Fascinating! It looks like my public library’s interlibrary loan department will be getting a workout soon.

  • enness

    “Additionally, according to the 1990 court case Employment Division v. Smith, since the mandate does not openly profess to target a specific religion, it is constitutional.”

    I confess I am not a scholar, but I think that’s horse pucky. Religious entities that are opposed to contraception are few and far between anymore.

  • http://www.opinionatedcatholic.blogspot.com JH

    I disagree with the Bishop that Employment Division v. Smith is so clear cut and I don’t think I am alone. Let us recall that after the Smith case the Congress in a major piece of bipartisan legislation passed the Religious Freedom Restoration Act of 1993.

    The Supreme Court overtuned part of this act but just as to reaching local and State Govt.

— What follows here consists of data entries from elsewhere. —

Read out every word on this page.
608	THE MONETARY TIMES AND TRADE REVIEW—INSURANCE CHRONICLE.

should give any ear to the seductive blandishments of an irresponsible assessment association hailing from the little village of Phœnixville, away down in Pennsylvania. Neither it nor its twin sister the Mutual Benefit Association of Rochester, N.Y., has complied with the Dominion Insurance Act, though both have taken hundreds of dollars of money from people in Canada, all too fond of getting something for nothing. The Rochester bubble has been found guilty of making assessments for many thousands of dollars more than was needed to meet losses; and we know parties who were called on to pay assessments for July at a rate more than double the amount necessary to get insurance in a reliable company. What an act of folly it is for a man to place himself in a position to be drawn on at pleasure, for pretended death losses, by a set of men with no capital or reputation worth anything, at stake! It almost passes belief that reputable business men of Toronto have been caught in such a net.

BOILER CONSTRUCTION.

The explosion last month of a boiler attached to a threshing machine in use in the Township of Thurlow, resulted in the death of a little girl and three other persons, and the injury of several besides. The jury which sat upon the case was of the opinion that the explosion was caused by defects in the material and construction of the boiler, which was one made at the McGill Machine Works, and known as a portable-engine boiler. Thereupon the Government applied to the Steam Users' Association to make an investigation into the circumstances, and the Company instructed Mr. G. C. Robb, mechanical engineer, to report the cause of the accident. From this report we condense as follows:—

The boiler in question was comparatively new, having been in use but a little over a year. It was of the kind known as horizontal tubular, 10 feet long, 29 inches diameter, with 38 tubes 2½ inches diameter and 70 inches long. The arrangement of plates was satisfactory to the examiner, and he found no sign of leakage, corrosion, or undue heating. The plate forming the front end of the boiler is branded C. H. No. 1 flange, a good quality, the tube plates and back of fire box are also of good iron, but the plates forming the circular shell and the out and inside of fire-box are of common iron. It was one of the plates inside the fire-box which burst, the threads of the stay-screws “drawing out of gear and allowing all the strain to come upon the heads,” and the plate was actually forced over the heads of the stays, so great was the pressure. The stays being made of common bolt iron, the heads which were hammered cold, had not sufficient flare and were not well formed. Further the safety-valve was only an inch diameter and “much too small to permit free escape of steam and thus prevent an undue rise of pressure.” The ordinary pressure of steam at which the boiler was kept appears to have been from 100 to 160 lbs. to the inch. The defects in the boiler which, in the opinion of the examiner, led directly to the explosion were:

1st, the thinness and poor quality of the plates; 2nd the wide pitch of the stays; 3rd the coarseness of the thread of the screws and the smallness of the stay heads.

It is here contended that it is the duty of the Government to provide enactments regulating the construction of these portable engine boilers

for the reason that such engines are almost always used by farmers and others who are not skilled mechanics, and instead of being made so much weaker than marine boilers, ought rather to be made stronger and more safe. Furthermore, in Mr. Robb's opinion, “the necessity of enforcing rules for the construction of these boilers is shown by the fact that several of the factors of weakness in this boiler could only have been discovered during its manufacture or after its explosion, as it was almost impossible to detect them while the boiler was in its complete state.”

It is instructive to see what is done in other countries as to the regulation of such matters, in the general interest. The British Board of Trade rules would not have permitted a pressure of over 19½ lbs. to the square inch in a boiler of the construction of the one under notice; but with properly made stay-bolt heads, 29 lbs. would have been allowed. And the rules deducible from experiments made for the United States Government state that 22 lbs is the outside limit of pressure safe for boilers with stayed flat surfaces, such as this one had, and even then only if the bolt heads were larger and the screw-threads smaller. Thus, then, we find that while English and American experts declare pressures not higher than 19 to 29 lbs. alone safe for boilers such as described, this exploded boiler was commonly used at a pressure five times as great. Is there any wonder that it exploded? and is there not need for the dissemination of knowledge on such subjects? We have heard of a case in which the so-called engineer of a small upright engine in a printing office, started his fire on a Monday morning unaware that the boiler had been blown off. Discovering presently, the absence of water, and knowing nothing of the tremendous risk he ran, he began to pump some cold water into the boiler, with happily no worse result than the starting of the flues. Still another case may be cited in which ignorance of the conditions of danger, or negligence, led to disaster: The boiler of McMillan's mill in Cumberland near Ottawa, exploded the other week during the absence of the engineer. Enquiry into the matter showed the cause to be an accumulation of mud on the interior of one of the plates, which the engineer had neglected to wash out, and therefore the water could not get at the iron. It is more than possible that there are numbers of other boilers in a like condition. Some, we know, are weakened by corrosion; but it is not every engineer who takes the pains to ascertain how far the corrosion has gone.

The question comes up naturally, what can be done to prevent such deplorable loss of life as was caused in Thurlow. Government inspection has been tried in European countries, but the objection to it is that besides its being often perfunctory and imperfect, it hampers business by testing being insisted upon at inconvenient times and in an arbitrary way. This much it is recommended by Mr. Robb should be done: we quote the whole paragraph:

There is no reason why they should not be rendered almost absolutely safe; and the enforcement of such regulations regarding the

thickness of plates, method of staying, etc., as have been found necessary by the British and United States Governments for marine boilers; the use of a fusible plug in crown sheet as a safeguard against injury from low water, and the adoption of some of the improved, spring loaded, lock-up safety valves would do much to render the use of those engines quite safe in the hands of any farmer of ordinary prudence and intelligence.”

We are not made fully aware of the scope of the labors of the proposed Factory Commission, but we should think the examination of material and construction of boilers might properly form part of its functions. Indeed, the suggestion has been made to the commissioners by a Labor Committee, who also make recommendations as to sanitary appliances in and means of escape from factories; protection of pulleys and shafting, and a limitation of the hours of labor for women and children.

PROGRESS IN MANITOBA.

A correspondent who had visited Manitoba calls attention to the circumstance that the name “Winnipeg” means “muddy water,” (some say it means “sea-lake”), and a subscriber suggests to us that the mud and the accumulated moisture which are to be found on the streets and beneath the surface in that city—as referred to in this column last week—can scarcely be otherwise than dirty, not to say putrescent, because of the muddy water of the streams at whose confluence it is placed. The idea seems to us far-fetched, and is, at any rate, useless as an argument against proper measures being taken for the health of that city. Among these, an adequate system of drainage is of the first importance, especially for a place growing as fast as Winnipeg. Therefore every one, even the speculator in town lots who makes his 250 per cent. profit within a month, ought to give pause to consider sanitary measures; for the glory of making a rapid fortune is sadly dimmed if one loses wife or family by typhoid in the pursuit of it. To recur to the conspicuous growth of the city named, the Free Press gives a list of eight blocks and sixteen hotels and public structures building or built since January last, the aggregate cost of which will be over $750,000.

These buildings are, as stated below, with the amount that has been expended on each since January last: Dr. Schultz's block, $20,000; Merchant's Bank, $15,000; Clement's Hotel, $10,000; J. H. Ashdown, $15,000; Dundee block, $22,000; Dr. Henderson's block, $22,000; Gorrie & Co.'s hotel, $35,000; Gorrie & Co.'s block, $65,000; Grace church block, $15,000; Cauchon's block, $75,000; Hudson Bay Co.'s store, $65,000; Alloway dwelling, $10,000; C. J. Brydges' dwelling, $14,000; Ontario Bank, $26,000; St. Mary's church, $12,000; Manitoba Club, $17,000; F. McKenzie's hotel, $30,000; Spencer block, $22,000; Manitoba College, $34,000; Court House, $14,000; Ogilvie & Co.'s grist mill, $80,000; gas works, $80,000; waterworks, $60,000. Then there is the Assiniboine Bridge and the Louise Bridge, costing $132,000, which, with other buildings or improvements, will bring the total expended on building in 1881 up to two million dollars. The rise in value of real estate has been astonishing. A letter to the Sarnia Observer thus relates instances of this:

It still applies to Federal Actors which we have here. Furthermore if a piece of legislation is going to overide the RFRA then it must say so in explicit fashion. Note I said LEGISLATION. A Rule by the executive does not cut it.

    So what is the TEST under the RFRA.:

    may substantially burden a person’s exercise of religion only if it demonstrates that application of the burden to the person—

    (1) is in furtherance of a compelling governmental interest; and

    (2) is the least restrictive means of furthering that compelling governmental interest

    That is a pretty compelling standard the Church and interested parties have a good case especially how there could be other GOVT means.

    On top of that we have had hits from Justice Breyer that he seems not too thrilled with the Smith Case ( a 5 to 4 case) to start with.

    Now this is no slam dunk. But what I am saying with all due respect to the Bishop that RFRA is very much in play here still. Also there has been some commenatry that perhaps even now the original Smith holding has been hollowed a bit.

  • hello

    Which parts of the HHS mandate does Bishop Curry think are constitutional and which parts does he think are unconstitutional? It is not clear.

    • Frank Weathers

      Though portions of the HHS Mandate may be written in a constitutional manner, Bishop Curry notes that the unconstitutional portion of the mandate concerns the narrowness of the exemptions which violate the First Amendment by defining the term ‘religious organization’ according to government standards. At least that’s what he seems to be saying. I’m no legal scholar (not by a long shot) but that appears to be pretty straight forward.

      The upshot to all of this, and why the discussion of the nuances involved is important, is that the battle for religious freedom may be a protracted, and arduous one. As JH’s comment above mentions, slam dunks are probably not in the cards.

  • Majestic One

    The First Amendment argument is just a distraction from the fact no power was delegated to Congress to do anything that touches domestic activities within states.

    Here is the real issue:

    http://www.federalistblog.us/2011/06/how_commerce_was_regulated/

  • Kate

    While Bishop Curry’s remarks about the religious liberty problem with the exemption is correct, I don’t agree that the HHS mandate itself is constitutional. The Bishop is only thinking of the First Amendment, not the rest of the Constitution. The HHS mandate is unconstitutional on 3 counts: 1) It violates the limitation of powers granted to the federal government; 2) It violates the separation of powers because the executive branch is creating a law which is the prerogative of Congress; and 3) it violates the free exercise of religion specified in the Bill of Rights simply by promulgating the mandate. I think this article ends up confusing people. His talk on the “separation of church and state,” however, is better and clarifies that it is the government that needs to be controlled, not religious practice.